# coral/mini pelia growth



## s0mt1nf1shy (Mar 14, 2005)

Hi,

I was wandering if coral pelia also grows hair like things like the normal pelia to attach its self on to things?

I got coral pelia afew weeks ago. now it has this white hair like things only on the tips. Really short around a millimeter long. It seemed healthy afew days ago with signs of growth. (light green tips) out of all the plants in my tank only the mini pelia has this growth. And the only algae problem I have is green spot. on the glass driftwood and old anubias leaves.

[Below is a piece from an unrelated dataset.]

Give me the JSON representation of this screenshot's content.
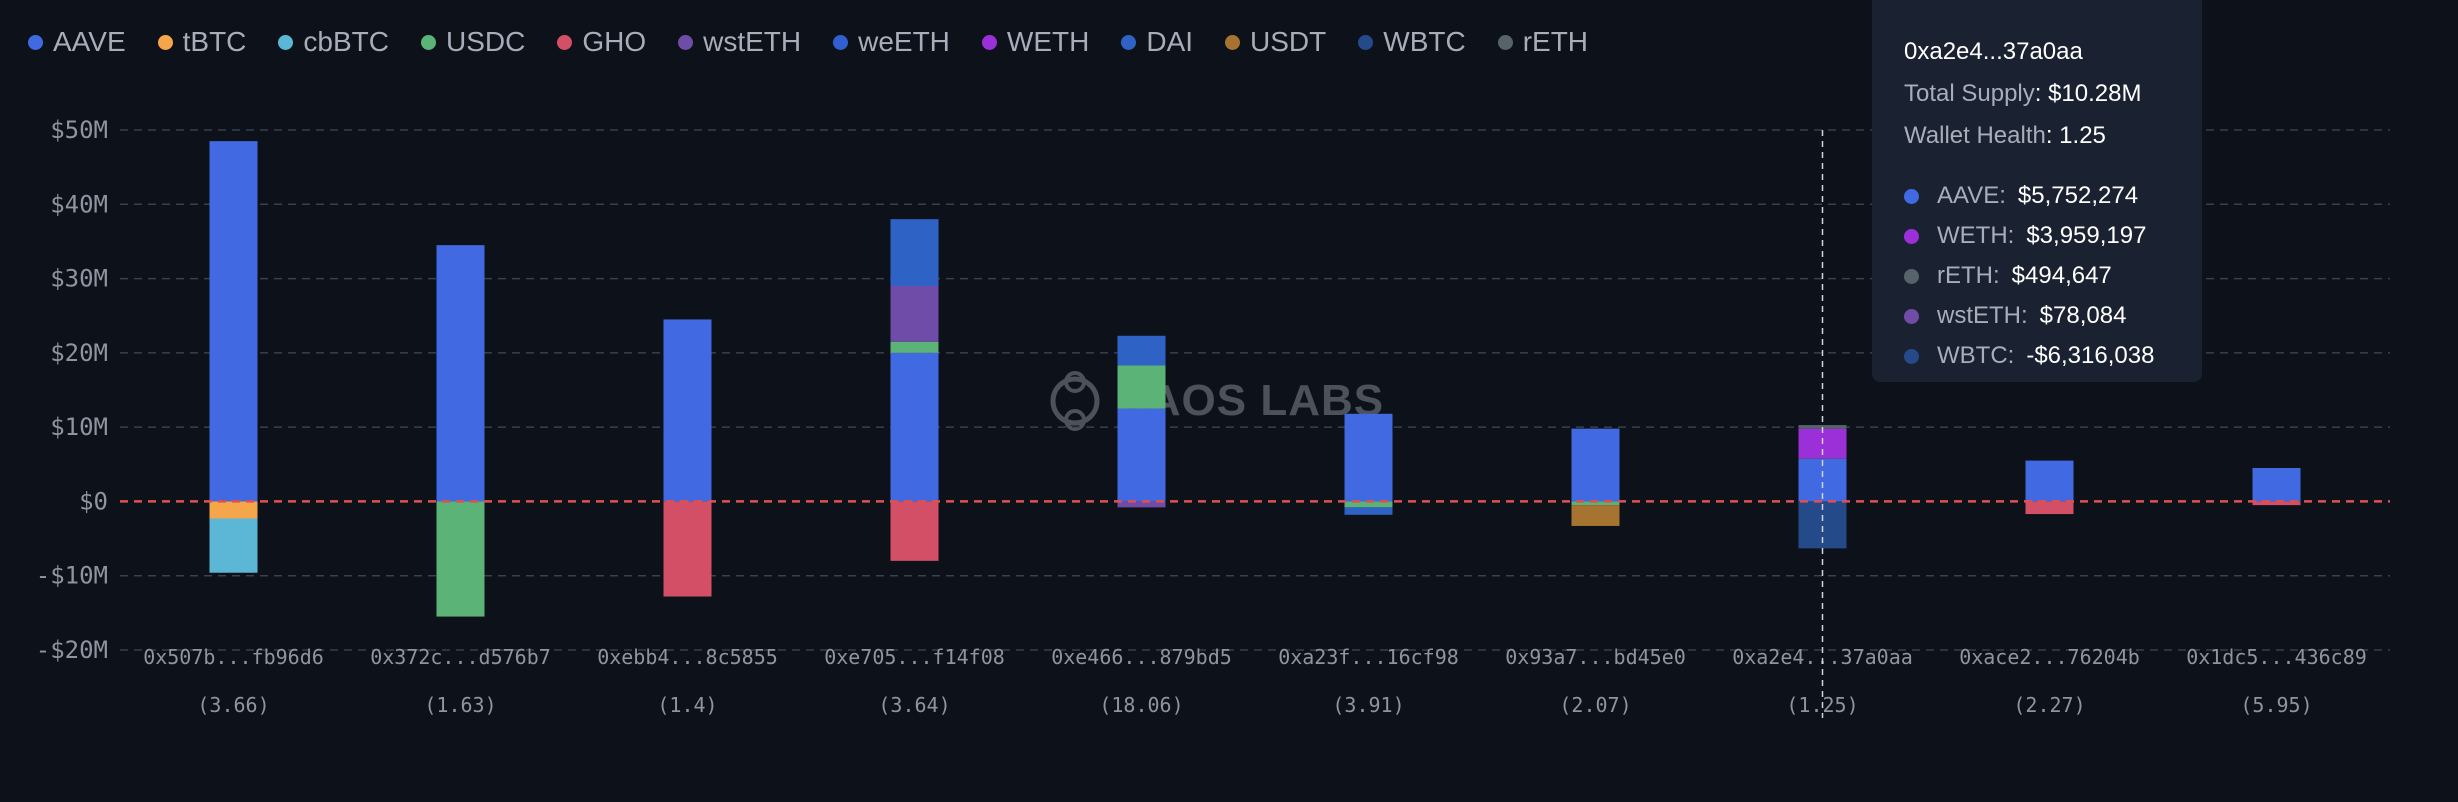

So now Im thinking adhesive hair or the start of black brush algae...


----------



## Bert H (Mar 2, 2004)

If you could post some close up pics, it would be helpful.


----------



## HeyPK (Jan 23, 2004)

The hair like things are probably rhizoids, which serve as small roots for nutrient uptake and attachment. They are normal. Moss, liverworts, and the gametophyte stage of ferns all produce rhizoids.


----------



## Elohim_Meth (Nov 4, 2007)

AFAIK, not for nutrient uptake but only for attachment. Mosses do not have a vascular system.


----------



## HeyPK (Jan 23, 2004)

They can move nutrients around, just more slowly. Actually, some mosses do have a start on a vascular system. It is just not as well developed as it is in the vascular plants.


----------